As the sister turned to leave, Abbess Hilda raised a hand as if to stay her. The sister turned expectantly. The abbess bent forward and lowered her voice.
‘Tell them not to whip him too hard and, when they have done, give him a piece of bread from the kitchens, then let him depart in peace.’
The sister raised her eyebrows, hesitated as if to dispute her orders and then nodded hurriedly and withdrew without another word.
From behind the closed doors, the Abbess Hilda could hear the strident voice of the son of Canna still crying:
‘Beware, Abbess! On the day the sun is blotted from the sky, blood shall flow in your abbey!’
The man strained forward into the cutting wind, leaning against the dark oak of the ship’s high prow, his narrowed eyes searching the distant coastline. The wind moaned softly as it ruffled his dark hair, causing his cheeks to redden and tugging at his brown, homespun woollen habit. The man clutched at the rail with both hands, even though the rise and fall of the deck beneath his feet was gentle over waves made restless by the wailing coastal wind. The seas were choppy, with little white feathers seeming to dance across the grey seascape.
‘Is that it, captain?’
He raised his voice to call to the muscular and elderly seaman who stood just behind him.
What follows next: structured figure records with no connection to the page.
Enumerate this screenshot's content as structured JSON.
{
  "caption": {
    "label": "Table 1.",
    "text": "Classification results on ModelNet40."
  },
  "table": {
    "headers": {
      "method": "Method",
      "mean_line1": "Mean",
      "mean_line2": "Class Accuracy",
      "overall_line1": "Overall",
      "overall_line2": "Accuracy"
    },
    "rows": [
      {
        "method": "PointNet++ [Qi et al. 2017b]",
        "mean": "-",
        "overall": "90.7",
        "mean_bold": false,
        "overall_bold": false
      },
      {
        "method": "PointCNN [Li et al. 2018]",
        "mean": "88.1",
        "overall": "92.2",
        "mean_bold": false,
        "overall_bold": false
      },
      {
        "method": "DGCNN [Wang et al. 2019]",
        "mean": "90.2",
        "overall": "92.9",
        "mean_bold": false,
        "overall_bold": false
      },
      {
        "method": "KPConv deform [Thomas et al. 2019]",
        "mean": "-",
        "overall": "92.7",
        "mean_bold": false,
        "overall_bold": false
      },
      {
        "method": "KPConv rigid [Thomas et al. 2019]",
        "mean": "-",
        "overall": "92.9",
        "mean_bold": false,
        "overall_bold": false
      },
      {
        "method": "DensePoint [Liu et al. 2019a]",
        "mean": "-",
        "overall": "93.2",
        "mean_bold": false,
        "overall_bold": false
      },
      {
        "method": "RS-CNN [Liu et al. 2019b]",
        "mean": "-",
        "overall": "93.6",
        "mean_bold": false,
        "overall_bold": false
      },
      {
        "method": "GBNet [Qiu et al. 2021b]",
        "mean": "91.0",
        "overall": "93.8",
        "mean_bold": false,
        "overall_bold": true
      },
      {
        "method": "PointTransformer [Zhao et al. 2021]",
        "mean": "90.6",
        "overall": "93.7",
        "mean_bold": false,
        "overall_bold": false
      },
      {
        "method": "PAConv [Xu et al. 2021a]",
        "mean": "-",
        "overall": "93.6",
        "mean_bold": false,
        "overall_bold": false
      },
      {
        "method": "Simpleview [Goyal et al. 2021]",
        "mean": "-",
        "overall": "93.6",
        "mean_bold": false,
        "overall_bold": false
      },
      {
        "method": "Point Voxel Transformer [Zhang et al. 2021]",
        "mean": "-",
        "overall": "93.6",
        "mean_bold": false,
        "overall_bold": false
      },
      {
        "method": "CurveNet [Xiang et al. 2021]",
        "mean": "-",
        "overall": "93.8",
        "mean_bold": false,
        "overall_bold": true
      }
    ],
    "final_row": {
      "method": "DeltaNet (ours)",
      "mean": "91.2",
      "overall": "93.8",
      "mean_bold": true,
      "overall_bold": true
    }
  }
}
The man, bright eyed with gnarled features, his skin tanned almost mahogany by a lifetime of exposure to the sea winds, grimaced.
‘That it is, Brother Eadulf. That is your destination. The coast of the kingdom of Oswy.’
The young man addressed as Brother Eadulf turned back to examine the coastline with enthusiasm animating his features.
The vessel had been hugging the coastline now for two days, moving slowly northward and trying to avoid the more tempestuous waves of the North Sea plains. Its captain had been content to steer for the more sheltered bays and coves as he sought a safer haven in the calmer inshore waters. Now he had been forced to head seaward to circumvent a great headland whose long coastline faced out towards the north-east and the open blustery sea.
The captain of the vessel, Stuf by name, from the kingdom of the South Saxons, moved closer to the young monk and pointed.
‘Do you see those cliffs there?’
Brother Eadulf ran his curious eyes along the dark sandstone cliffs, which averaged three to four hundred feet in height and gave an impression of formidable steepness. They were guarded by a narrow belt of sand or a scar of rugged rock at their base.
‘I do.’
‘There now, do you see the black outline on the top of those cliffs? Well, that is the abbey of Hilda, the abbey called Streoneshalh.’